Besonders in Krankenhäusern können Keime verheerende Wirkung haben. Das Immunsystem der Patienten ist eh schon geschwächt und wenn es dann mit einem – womöglich resistenten – Erreger konfrontiert wird, kann es gefährlich werden.

Aus diesem Grund ist es besonders schlimm, dass in deutschen Krankenhäusern die Toilette falsch geputzt wird und so gefährliche Keime erst verteilt. Es gibt jedoch Gegenbeispiele wie beispielsweise Münster.

„Früher da hatte ich nur 30 Putzlappen pro Station. Brauchte ich mehr, musste ich darum betteln“, sagt Abderrahim Aboutissa. 2004 jedoch stellte die Krankenhausleitung des Uniklinikums in Münster ihre Hygienepolitik auf den Kopf. Aboutissa reinigt zwar immer noch die gleichen Zimmer, aber arbeitet jetzt für das UKM Gebäudemanagement, einer hundertprozentigen Tochter der Uniklinik.

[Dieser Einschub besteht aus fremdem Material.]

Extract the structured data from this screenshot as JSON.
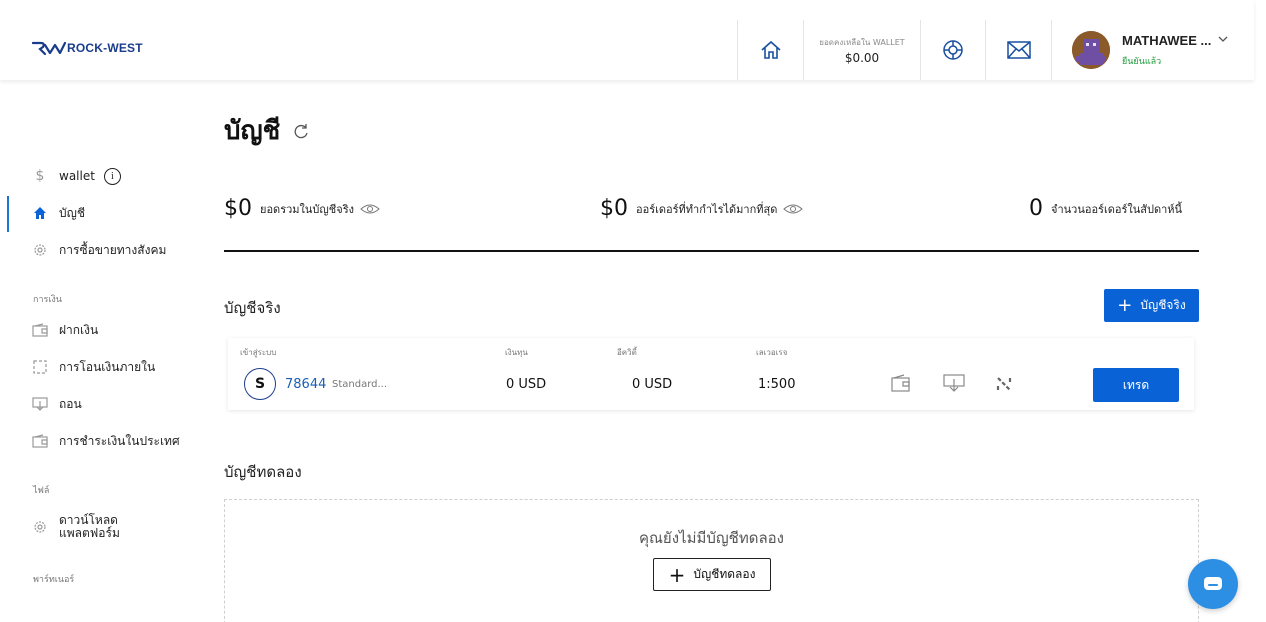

Alles hat sich seitdem verbessert: Die Mitarbeiter wurden möglichst langfristig beschäftigt. Sie bekamen nun so viele Lappen wie sie brauchten, genau wie Handschuhe und Cremes gegen rissige Haut, weil diese stark austrocknet, wenn sie ständig mit Reiniger und Wasser in Berührung kommen.

Vision Clean zeigt das Putzen Schritt für Schritt

Seit 2011 ist „Vision Clean“ hinzugekommen, ein Putzsystem, das mit Hilfe von Bildern erklärt, wie genau welcher Bereich gereinigt werden muss. Es gibt zum Beispiel ein Foto für das Klo, worauf die Nummern von Eins bis Dreizehn und eine Hand mit rotem Tuch abgebildet ist. Dies bedeutet: Hier wird mit einem roten Lappen gereinigt und zwar von Eins wie Spülkasten bis 13 wie Klobürstenbehälter. Danach wirft man den Lappen weg.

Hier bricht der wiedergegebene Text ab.